Bugün Amerikalı liberal ve yeni sol entelektüeller neo-muhafazakârlara son derece sert eleştiriler yöneltiyorlar. Bu eleştirilerin ortak noktası, mevcut dış politikaya yön veren neo-muhafazakârları birbirleri ile yakın ilişki içerisindeki bir avuç seçkin, uygulanan emperyalist/yayılmacı politikaları da, Amerikan tarihindeki bir kırılma olarak okumaları. Neo-muhafazakârların örgütlü bir hareket olduğu, birbirleri ile çok yakın dinî, ailevî bağları olan insanlardan müteşekkil bulunduğu apaçık bir gerçek. Ancak bu örgütlü kesimin savunduğu fikirler bugün, Amerikan politik aklını simgeler hale gelmiş durumdadır. Bu kesimin ortaya koyduğu dış politika vizyonu toplumsal desteği olan bir vizyondur ve bunun nedeni de Amerikan toplumunun “Amerikan istisnailiği”ne olan inancıdır.
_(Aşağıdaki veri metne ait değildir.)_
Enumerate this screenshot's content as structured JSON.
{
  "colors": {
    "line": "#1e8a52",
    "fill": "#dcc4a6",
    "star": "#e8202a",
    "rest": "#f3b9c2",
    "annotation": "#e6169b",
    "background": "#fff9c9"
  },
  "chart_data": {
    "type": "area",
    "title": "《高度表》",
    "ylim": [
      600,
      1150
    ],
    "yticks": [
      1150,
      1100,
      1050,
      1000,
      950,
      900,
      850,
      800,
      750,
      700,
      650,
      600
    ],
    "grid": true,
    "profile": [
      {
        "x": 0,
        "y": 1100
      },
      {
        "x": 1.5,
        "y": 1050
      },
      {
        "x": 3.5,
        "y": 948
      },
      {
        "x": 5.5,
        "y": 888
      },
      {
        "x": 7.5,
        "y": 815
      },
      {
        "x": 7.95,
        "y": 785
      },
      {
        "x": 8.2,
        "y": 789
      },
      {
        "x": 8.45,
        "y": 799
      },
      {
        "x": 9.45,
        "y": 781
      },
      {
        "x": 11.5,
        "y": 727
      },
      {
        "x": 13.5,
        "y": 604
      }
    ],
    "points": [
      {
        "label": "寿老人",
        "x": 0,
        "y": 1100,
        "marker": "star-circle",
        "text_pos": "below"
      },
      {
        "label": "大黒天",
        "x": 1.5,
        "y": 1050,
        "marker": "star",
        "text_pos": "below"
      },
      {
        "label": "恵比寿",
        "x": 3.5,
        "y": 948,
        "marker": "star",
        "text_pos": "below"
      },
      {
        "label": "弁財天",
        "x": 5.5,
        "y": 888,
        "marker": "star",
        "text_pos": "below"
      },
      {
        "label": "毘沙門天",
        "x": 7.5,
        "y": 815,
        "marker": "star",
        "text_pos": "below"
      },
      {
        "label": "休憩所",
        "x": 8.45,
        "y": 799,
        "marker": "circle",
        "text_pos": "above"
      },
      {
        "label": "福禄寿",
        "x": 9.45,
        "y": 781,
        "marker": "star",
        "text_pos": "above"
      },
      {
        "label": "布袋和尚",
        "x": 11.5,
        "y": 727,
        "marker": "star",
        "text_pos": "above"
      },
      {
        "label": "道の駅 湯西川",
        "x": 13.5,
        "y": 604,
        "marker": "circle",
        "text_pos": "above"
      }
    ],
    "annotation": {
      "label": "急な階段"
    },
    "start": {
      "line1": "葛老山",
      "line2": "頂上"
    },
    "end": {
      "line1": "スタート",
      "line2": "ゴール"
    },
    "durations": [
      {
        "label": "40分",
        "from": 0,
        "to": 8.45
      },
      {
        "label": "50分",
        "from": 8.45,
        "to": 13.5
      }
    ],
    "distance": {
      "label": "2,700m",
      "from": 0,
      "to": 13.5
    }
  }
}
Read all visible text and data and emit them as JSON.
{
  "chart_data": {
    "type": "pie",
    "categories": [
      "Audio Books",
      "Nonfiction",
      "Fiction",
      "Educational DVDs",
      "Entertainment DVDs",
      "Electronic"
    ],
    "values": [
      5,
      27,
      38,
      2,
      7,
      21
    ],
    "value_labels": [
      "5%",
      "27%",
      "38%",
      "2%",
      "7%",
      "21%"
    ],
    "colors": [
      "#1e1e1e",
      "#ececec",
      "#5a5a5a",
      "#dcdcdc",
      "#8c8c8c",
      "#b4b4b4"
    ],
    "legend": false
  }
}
Bugün uygulanan ve neo-muhafazakâr entelektüellerin çerçevesini çizdikleri dış politikayı bir kırılma olarak değerlendirenler, ABD’nin 1. Dünya Savaşı ile birlikte yöneldiği ve ancak 2. Dünya Savaşı’ndan sonra uygulamaya koyduğu dünya devleti projesini görmezden gelmiş oluyorlar.